Она закрыла глаза, стараясь осилить головокружение. Мерно гудели тихие немногословные разговоры. – Вашего-то когда взяли? – Да уж третий месяц пошел. – А моего – две недели. – Скажите, вы не знаете, где еще можно навести справки? – В прокуратуре. Да нигде не говорят ничего. – А вы на Чайковской были? А на Герцена? – На Герцена военная. – Вашего-то когда взяли? – У меня дочка. – А на Арсенальной, говорят, белье принимают. – Вы кто, латыши будете? – Нет, мы поляки. – Вашего-то когда взяли? – Да уж полгода. – А какие номера там идут? Двадцатые только? Господи боже мой, как бы он в два не закрыл! Прошедший раз аккурат в два захлопнул!
Софья Петровна повторяла про себя, что она спросит: привезли ли Колю в Ленинград? Когда можно видеть судью – или кого там, следователя? И нельзя ли сегодня? И нельзя ли немедленно получить свидание с Колей?
Через два часа Софья Петровна следом за древней старухой вступила на первую ступеньку деревянной лестницы. Через три – в первую комнату. Через четыре – во вторую и через пять – следом за извивающейся очередью – снова в первую. Из-за спин она разглядела деревянное квадратное окошечко и в окошечке широкие плечи и большие руки тучного мужчины. Было три часа. Софья Петровна сосчитала – перед ней еще пятьдесят девять человек.

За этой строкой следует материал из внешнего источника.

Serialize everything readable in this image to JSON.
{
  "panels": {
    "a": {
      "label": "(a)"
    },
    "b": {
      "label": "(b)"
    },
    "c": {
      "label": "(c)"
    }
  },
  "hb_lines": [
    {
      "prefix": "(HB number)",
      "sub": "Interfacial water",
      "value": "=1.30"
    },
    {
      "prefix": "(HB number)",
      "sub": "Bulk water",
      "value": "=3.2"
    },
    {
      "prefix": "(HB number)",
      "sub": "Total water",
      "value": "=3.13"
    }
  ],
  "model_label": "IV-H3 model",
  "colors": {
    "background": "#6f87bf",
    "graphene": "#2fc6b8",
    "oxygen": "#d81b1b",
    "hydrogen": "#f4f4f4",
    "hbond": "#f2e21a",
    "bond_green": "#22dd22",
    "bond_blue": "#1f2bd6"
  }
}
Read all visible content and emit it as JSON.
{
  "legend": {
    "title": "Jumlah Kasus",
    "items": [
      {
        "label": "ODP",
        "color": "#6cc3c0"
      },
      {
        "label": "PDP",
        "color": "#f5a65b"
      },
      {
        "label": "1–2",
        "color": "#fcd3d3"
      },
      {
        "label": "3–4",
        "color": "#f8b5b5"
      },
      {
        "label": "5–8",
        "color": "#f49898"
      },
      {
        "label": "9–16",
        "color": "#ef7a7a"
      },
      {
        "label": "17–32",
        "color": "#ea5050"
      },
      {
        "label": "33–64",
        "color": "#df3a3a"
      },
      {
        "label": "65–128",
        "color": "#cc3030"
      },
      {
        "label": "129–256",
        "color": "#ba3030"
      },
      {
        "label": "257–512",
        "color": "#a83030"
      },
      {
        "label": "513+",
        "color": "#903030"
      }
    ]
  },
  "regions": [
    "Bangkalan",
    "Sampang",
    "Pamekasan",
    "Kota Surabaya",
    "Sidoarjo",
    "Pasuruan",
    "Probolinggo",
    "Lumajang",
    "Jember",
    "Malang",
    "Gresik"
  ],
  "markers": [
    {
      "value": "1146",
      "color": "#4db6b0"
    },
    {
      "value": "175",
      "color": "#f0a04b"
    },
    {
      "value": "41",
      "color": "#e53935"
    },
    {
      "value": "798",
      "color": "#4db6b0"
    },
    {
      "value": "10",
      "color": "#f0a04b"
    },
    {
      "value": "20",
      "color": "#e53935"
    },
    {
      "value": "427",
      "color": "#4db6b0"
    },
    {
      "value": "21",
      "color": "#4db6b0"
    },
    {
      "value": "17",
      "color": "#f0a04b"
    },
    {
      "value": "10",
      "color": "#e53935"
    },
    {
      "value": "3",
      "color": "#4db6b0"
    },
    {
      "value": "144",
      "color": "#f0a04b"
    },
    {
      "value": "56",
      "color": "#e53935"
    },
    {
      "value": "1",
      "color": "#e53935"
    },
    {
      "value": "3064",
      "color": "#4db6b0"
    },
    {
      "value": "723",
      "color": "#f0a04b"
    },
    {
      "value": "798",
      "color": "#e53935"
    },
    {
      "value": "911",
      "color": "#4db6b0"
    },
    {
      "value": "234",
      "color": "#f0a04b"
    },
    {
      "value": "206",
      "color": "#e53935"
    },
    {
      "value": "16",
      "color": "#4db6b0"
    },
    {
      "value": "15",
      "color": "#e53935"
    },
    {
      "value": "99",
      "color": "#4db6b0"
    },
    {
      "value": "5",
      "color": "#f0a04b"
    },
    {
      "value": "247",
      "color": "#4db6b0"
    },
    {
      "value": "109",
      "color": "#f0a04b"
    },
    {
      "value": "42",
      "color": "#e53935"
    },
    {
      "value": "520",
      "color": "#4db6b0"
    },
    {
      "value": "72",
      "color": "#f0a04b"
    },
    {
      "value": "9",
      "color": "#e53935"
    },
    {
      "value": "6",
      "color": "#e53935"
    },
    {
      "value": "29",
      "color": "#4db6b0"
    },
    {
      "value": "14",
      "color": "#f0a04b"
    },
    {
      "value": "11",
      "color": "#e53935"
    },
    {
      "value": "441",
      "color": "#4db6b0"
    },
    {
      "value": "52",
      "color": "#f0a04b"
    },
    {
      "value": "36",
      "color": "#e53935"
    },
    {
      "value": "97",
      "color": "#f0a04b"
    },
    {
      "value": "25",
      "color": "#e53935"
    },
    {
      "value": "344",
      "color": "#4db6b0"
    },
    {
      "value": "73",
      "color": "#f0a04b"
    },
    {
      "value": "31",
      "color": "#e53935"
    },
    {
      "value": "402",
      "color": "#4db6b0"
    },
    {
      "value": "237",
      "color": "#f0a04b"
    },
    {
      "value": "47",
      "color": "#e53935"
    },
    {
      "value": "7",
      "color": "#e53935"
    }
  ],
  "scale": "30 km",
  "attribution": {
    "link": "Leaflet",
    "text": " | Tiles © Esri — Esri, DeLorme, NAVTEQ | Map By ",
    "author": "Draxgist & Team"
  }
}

Женщины, называя фамилию, робко протягивали в окошечко деньги. Кривоногий мальчик всхлипывал, облизывая языком слезы. «Ну, уж я-то с ним поговорю, – нетерпеливо думала Софья Петровна. – Пусть сейчас же проведет меня к следователю, к прокурору или к кому там… Как много еще у нас в быту некультурности! духота, вентиляции не могут устроить. Надо бы написать письмо в «Ленинградскую правду».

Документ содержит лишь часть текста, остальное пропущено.